Komponen kedua dari rencana trading anda adalah terkait jenis trading yang anda lakukan.

  • Scalper– Trader jenis ini biasanya hanya membuka trading selama periode waktu yang sangat singkat.
  • Day Trader– Semua posisi yang dibuka oleh para trader jenis ini biasanya akan ditutup pada akhir hari. Tidak ada trading yang dibiarkan berlangsung lewat dari tengah malam. Bagi para Day Trader, aktivitas trading hari ini berbeda dengan besok dan kemarin.
  • Swing Trader– Trader jenis ini akan membiarkan trading terbuka dalam jangka waktu lumayan lama, kadang sampai berhari-hari. Mereka mendapatkan keuntungan dari ayunan harga (swing) besar pada pasar.
  • Position Trader– Trader jenis ini adalah mereka yang membiarkan trading mereka terbuka dalam jangka waktu paling lama dibanding jenis trader lain. Ketika mereka membuka posisi, mereka bisa membiarkannya terbuka sampai berbulan-bulan, bahkan bertahun-tahun.

Anda dapat melihat bahwa jenis trader sangat beragam. Masing-masing punya tujuan, metode menghindari resiko, serta komitmen waktu yang berbeda-beda. Walaupun jenis-jenis trader tersebut membuka posisi pada pasar yang sama, perbedaan paling mendasar dari mereka adalah periode atau rentang waktu mereka membiarkan trade terbuka.

BAGAIMANA SETIAP JENIS TRADER MELAKUKAN TRADING?
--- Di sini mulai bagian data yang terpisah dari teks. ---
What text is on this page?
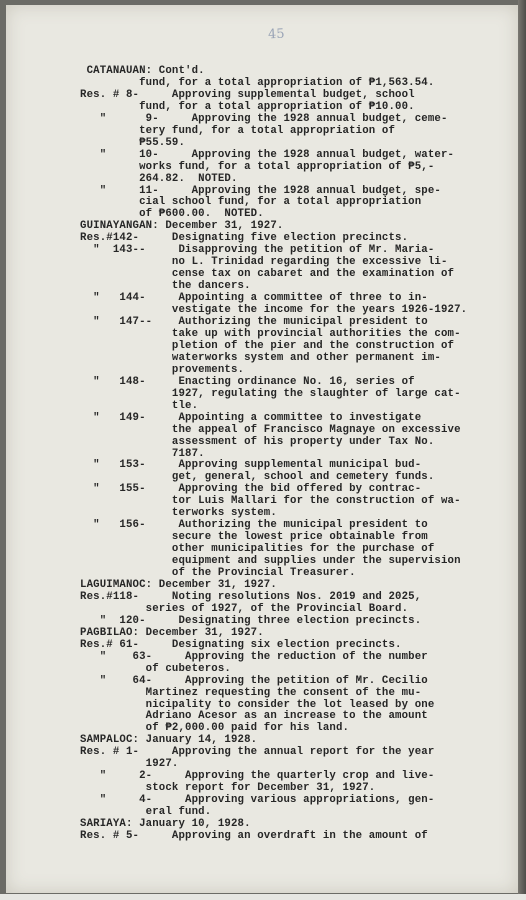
45
CATANAUAN: Cont'd.
fund, for a total appropriation of ₱1,563.54.
Res. # 8-     Approving supplemental budget, school
fund, for a total appropriation of ₱10.00.
"      9-     Approving the 1928 annual budget, ceme-
tery fund, for a total appropriation of
₱55.59.
"     10-     Approving the 1928 annual budget, water-
works fund, for a total appropriation of ₱5,-
264.82.  NOTED.
"     11-     Approving the 1928 annual budget, spe-
cial school fund, for a total appropriation
of ₱600.00.  NOTED.
GUINAYANGAN: December 31, 1927.
Res.#142-     Designating five election precincts.
"  143--     Disapproving the petition of Mr. Maria-
no L. Trinidad regarding the excessive li-
cense tax on cabaret and the examination of
the dancers.
"   144-     Appointing a committee of three to in-
vestigate the income for the years 1926-1927.
"   147--    Authorizing the municipal president to
take up with provincial authorities the com-
pletion of the pier and the construction of
waterworks system and other permanent im-
provements.
"   148-     Enacting ordinance No. 16, series of
1927, regulating the slaughter of large cat-
tle.
"   149-     Appointing a committee to investigate
the appeal of Francisco Magnaye on excessive
assessment of his property under Tax No.
7187.
"   153-     Approving supplemental municipal bud-
get, general, school and cemetery funds.
"   155-     Approving the bid offered by contrac-
tor Luis Mallari for the construction of wa-
terworks system.
"   156-     Authorizing the municipal president to
secure the lowest price obtainable from
other municipalities for the purchase of
equipment and supplies under the supervision
of the Provincial Treasurer.
LAGUIMANOC: December 31, 1927.
Res.#118-     Noting resolutions Nos. 2019 and 2025,
series of 1927, of the Provincial Board.
"  120-     Designating three election precincts.
PAGBILAO: December 31, 1927.
Res.# 61-     Designating six election precincts.
"    63-     Approving the reduction of the number
of cubeteros.
"    64-     Approving the petition of Mr. Cecilio
Martinez requesting the consent of the mu-
nicipality to consider the lot leased by one
Adriano Acesor as an increase to the amount
of ₱2,000.00 paid for his land.
SAMPALOC: January 14, 1928.
Res. # 1-     Approving the annual report for the year
1927.
"     2-     Approving the quarterly crop and live-
stock report for December 31, 1927.
"     4-     Approving various appropriations, gen-
eral fund.
SARIAYA: January 10, 1928.
Res. # 5-     Approving an overdraft in the amount of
Scalper:  Trader jenis ini melakukan apa yang disebut dengan scalping, sebuah strategi trading dengan potensi keuntungan tinggi, tapi dengan resiko yang sama tingginya. Biasanya trader jenis ini adalah para ahli yang sudah sangat berpengalaman. Setiap hari dalam hidup mereka dipenuhi aktivitas trading aktif yang mengharuskan mereka untuk terus memantau bagan demi mengetahui waktu yang tepat untuk keluar dari trade. Bagi mereka, trading berjalan dalam kecepatan tinggi, dengan banyaknya trade-trade kecil yang dibuka dan ditutup hampir setiap waktu. Trading jenis ini mengambil keuntungan dari awal pembukaan pasar.
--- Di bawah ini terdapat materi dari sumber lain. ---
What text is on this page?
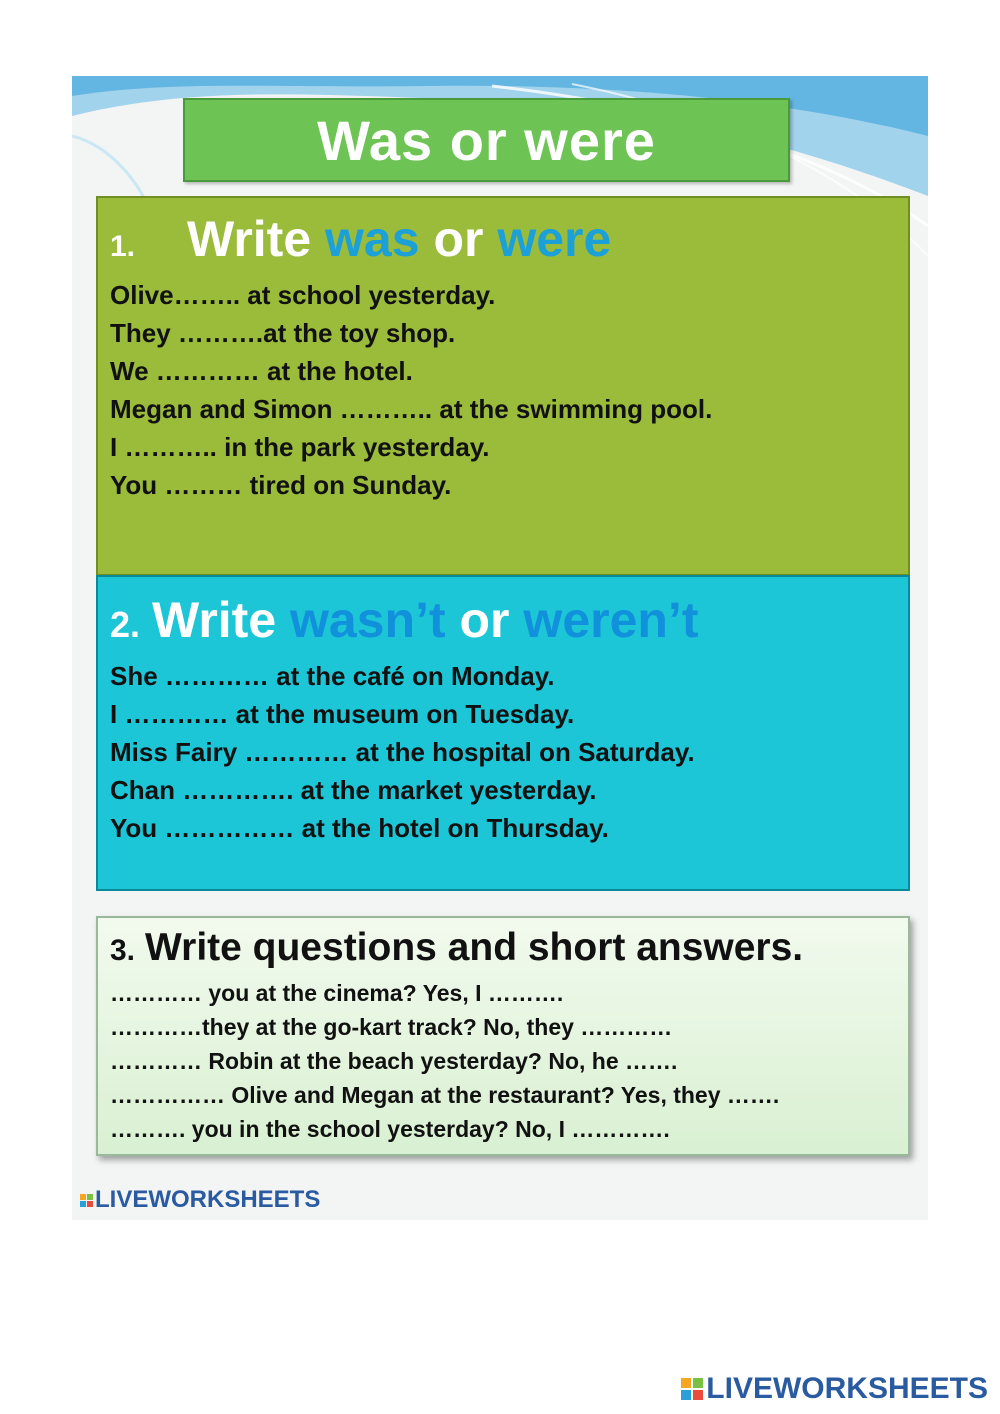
Was or were
1. Write was or were
Olive…….. at school yesterday.
They ……….at the toy shop.
We ………… at the hotel.
Megan and Simon ……….. at the swimming pool.
I ……….. in the park yesterday.
You ……… tired on Sunday.
2. Write wasn’t or weren’t
She ………… at the café on Monday.
I ………… at the museum on Tuesday.
Miss Fairy ………… at the hospital on Saturday.
Chan …………. at the market yesterday.
You …………… at the hotel on Thursday.
3. Write questions and short answers.
………… you at the cinema? Yes, I ……….
…………they at the go-kart track? No, they …………
………… Robin at the beach yesterday? No, he …….
…………… Olive and Megan at the restaurant? Yes, they …….
………. you in the school yesterday? No, I ………….
LIVEWORKSHEETS
LIVEWORKSHEETS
Trading jenis ini mungkin bukan opsi yang baik bagi orang-orang yang mudah stres atau yang tidak punya waktu untuk terus berjaga di depan layar dan bagan – misalnya mereka yang punya pekerjaan tetap.

Day Trader:  Trading yang mereka lakukan resikonya sedikit lebih kecil dari scalping. Dan bagi mereka yang ingin melihat perolehan untung/rugi mereka pada akhir hari, ini adalah jenis trading yang cocok. Namun demikian, strategi ini tidak dianjurkan bagi para pemula trading Forex ataupun para trader yang ingin membiarkan trade mereka berjalan selagi mereka pergi bekerja. Ini merupakan pilihan baik bagi para trader yang hanya bisa melakukan trading pada hari-hari tertentu saja, tapi dapat memberi komitmen penuh pada trading yang dijalankan.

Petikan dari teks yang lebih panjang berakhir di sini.